Growing as large as 84 mm (3.3 in) long (including forceps), the Saint Helena earwig was the world's largest earwig. It is shiny black with reddish legs, short elytra and no hind wings.
The earwig was endemic to Saint Helena, being found on the Horse Point Plain, Prosperous Bay Plain, and the Eastern Arid Area of the island. It was known to have lived in plain areas, gumwood forests and seabird colonies in rocky places. The earwig inhabited deep burrows, coming out only at night following rain. Dave Clark of the London Zoo said that "[t]he females make extremely good mothers".
The Saint Helena earwig was first discovered by Danish entomologist Johan Christian Fabricius in 1798. It later became confused with the smaller and more familiar shore earwig Labidura riparia, and received little attention from science.
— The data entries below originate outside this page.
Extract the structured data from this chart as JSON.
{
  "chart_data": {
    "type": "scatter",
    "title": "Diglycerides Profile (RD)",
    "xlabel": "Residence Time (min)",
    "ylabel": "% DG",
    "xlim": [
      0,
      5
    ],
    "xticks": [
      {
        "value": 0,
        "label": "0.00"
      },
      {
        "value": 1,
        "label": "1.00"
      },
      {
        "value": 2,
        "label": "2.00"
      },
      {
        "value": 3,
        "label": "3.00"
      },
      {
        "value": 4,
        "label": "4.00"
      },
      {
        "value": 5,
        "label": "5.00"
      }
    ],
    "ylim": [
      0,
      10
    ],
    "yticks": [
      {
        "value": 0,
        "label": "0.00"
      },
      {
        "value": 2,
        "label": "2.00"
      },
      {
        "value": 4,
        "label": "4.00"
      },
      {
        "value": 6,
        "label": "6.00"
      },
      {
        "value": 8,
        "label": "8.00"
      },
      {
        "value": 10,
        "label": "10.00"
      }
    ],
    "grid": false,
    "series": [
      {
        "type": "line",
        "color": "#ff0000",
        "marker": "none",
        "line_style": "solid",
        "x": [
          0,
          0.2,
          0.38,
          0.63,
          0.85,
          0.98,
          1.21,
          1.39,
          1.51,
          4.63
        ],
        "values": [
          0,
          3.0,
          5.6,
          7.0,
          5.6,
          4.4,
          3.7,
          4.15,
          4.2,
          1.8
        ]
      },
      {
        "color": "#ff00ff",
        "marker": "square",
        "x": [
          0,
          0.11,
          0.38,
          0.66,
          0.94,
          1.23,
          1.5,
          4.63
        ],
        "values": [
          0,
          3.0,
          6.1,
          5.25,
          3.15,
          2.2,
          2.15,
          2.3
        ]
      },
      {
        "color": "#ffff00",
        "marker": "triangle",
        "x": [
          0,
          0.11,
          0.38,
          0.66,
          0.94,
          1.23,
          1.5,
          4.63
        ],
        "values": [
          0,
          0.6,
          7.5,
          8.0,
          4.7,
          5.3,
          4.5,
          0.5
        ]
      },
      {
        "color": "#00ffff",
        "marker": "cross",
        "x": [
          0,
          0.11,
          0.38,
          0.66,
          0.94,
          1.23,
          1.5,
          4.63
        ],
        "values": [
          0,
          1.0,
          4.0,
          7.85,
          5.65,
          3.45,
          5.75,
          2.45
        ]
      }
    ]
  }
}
It was all but forgotten until it was rediscovered in 1962 when two ornithologists, Douglas Dorward and Philip Ashmole, found some enormous dry tail pincers while searching for bird bones. They were given to zoologist Arthur Loveridge who confirmed they belonged to a form of huge earwig, and the species was named L. loveridgei.
In 1965, entomologists found live specimens in burrows under boulders in Horse Point Plain. While they were thought to be L. loveridgei, once examined they were found to be the same species as L. herculeana, and this was reinstated as their official scientific name. Other searches since the 1960s have not succeeded in finding the earwig, and it was allegedly last seen in 1967.